Kemudian beliau pergi ke tempat untanya dan mengambil sehelai bulu darinya lalu mengangkatnya tinggi-tinggi dan bersabda, “Wahai manusia, aku sedikitpun tidak membutuhkan harta kalian meskipun sebesar bulu ini, kecuali bagian seperlima, yang menurut hukum Arab adalah bagian pemerintah, dan seperlima bagian itu pun tidak aku belanjakan untuk diriku sendiri, melainkan itu akan dibelanjakan untuk keperluan-keperluan kalian semua. Dan ingatlah bahwa orang yang berkhianat akan dipermalukan di hadapan Allah pada hari kiamat karena pengkhianatannya itu.”
Orang-orang menuduh bahwa Muhammad Rasulullah saw. menginginkan kerajaan; apakah hubungan raja dan rakyat adalah seperti itu? Apakah di hadapan raja, seseorang dapat mendorong-dorong rajanya seperti itu, mengikat lehernya lalu mencekiknya?

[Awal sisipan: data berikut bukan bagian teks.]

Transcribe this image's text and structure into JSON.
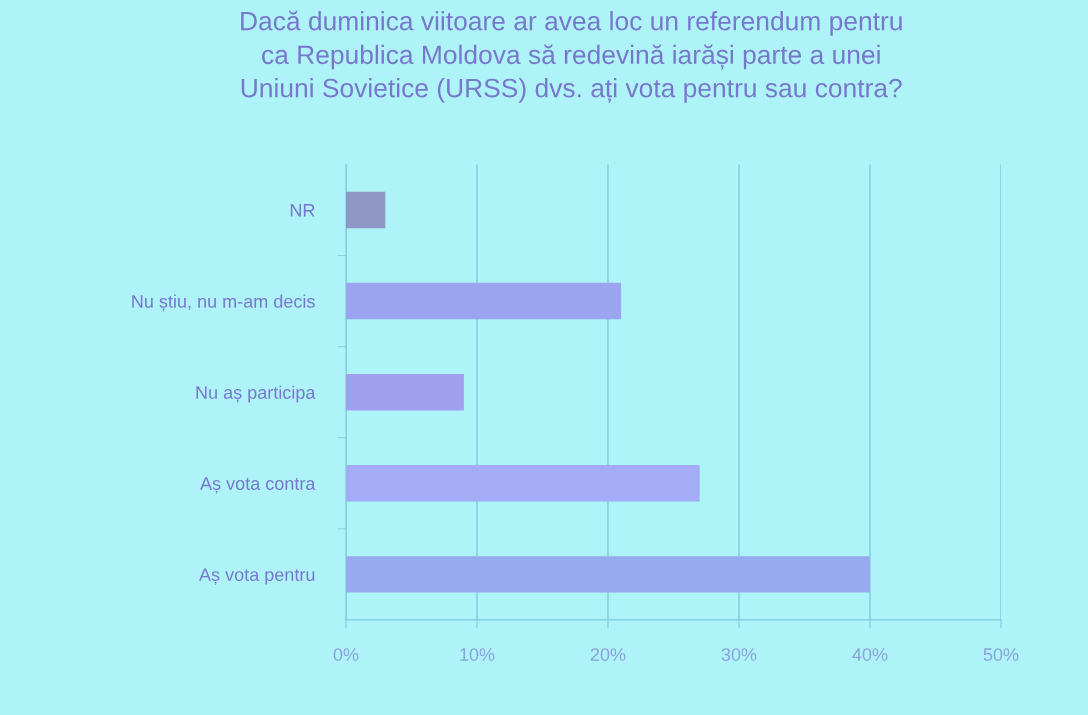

Siapa yang dapat menunjukkan teladan seperti ini selain para Rasul Allah? Tetapi, meskipun diperlakukan seperti itu, dan semua harta beliau bagikan kepada orang-orang miskin, namun masih saja ada orang-orang yang berhati keras yang tidak menganggap pembagian Rasulullah saw. sebagai pembagian yang adil. Cara umum Rasulullah saw. dalam pembagian harta ganimah adalah, beliau mengambil bagian khumus yaitu seperlima dari harta ganimah yang kemudian beliau saw. bagikan atau belanjakan menurut kebijaksanaan beliau, dan sisa harta seluruhnya dibagikan kepada semua yang ikut berperang, yang mana terdapat bagian yang berbeda antara prajurit pejalan kaki dan penunggang kuda, namun mengenai pembagian harta ganimah Hunain, ketika sebagian kaum Ansar mengajukan pertanyaan atau keberatan bahwa Rasulullah saw. tidak memberikan apa-apa kepada mereka dan memberikan kepada yang lain, maka timbul pertanyaan apakah beliau memang tidak memberikan sedikit pun dari harta ganimah kepada mereka yang ikut serta dalam perang? Ataukah beliau memberikan bagian mereka dan sisa harta dibagikan kepada yang lain.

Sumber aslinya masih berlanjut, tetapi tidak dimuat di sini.